Custom emojis on Slack

A selection of custom emojis from our Slack


To be clear, there are a lot more factors that influence company culture and it’s also not only bound to informal or non-work-related communication. Culture includes how we work and the processes and workflows we use. It includes our use of GitHub and Google Meet and all the other tools that pop up in our stack. We also do other things, like a weekly company lunch in a video call or nowadays even a Friday drinks call. On top of that, we meet twice a year somewhere in real life for a week each to have actual face-to-face contact (the next one might be virtual though). However, I feel that Slack has played a big part in influencing how we communicate.

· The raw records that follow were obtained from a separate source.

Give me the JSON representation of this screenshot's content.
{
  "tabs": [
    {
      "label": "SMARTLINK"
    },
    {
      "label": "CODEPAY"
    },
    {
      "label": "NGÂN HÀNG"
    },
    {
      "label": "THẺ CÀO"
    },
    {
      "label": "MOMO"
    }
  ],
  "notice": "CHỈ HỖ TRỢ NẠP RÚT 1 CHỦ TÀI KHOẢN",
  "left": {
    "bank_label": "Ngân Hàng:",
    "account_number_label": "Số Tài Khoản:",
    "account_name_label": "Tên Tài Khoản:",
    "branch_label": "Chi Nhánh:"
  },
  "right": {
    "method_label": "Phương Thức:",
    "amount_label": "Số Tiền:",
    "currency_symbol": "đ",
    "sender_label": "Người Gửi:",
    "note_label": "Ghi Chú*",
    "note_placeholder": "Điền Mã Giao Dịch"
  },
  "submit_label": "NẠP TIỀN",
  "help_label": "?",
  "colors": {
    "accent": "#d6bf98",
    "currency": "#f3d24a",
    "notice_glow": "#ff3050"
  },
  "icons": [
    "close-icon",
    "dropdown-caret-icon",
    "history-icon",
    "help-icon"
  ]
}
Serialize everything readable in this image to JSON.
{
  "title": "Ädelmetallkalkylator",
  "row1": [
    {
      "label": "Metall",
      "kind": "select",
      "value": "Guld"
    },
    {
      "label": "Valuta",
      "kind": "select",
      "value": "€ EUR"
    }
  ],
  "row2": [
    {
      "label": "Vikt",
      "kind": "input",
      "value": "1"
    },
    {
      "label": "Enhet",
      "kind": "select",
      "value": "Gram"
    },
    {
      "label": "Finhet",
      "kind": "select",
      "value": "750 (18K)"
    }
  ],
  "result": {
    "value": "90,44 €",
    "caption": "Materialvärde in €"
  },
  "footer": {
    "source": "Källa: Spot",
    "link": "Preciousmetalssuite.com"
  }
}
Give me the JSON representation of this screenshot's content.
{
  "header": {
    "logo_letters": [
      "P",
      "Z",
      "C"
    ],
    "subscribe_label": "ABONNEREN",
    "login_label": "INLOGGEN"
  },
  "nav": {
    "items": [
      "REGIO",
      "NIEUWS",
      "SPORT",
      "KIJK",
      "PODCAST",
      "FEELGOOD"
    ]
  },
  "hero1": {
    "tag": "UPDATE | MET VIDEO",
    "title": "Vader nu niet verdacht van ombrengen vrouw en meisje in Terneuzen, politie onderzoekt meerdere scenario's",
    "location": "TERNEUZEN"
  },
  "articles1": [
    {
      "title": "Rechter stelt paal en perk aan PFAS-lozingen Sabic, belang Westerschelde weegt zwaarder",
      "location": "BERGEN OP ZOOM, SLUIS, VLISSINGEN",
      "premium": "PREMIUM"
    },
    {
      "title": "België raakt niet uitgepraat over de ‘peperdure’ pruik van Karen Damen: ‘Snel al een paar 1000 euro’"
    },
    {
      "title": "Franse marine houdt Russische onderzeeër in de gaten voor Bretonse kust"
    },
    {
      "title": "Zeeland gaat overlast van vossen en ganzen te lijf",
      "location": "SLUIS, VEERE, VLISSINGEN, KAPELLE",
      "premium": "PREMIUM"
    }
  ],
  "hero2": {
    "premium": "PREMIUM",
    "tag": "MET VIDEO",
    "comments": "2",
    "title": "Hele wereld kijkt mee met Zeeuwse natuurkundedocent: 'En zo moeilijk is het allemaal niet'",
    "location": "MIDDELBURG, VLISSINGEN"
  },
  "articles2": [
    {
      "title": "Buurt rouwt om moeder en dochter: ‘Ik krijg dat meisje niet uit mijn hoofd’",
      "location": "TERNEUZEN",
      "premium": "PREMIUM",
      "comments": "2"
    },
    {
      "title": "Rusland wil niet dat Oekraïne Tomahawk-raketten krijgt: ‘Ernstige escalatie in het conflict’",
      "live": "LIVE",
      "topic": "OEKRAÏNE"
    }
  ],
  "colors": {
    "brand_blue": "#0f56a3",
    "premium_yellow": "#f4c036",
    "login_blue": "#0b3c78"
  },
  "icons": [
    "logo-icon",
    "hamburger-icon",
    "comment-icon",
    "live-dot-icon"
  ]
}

Chat in general and specifically Slack sure has its deficits. As it invites you to write a lot and generate lots of messages and create tons of channels, it can lead to information overload very quickly.

This is especially felt when you’re away for a few days or more on vacation or at a conference. It’s hard to keep up with the sheer endless flow of messages. It’s hard picking out the more important or interesting messages from in between. We try to battle this by having some dedicated channels that are kept to newsworthy updates and important messages only. We’ve even created Slack guidelines that are included in our onboarding, and naming schemes for channels, e.g. ‘chat-’ for off-topic, ‘news-’ for mandatory reading. As a remote company, we also try to communicate our availability in a dedicated channel called #afk.

Still, even following a conversation in a single channel sometimes gets tricky if two or three conversations going on at the same time. Furthermore, things get lost in the stream of chat. For us, we decided to move important stuff into a place that it can be saved and found again. At Giant Swarm, that means we use GitHub a lot. We create issues for almost everything and we document decisions and processes in markdown for our internal documentation that we jokingly call the “Intranet”.

There’s much more to culture than a short blog post can possibly convey. But I hope this gives you a glimpse into how you can develop and foster your company’s culture — wherever your team is.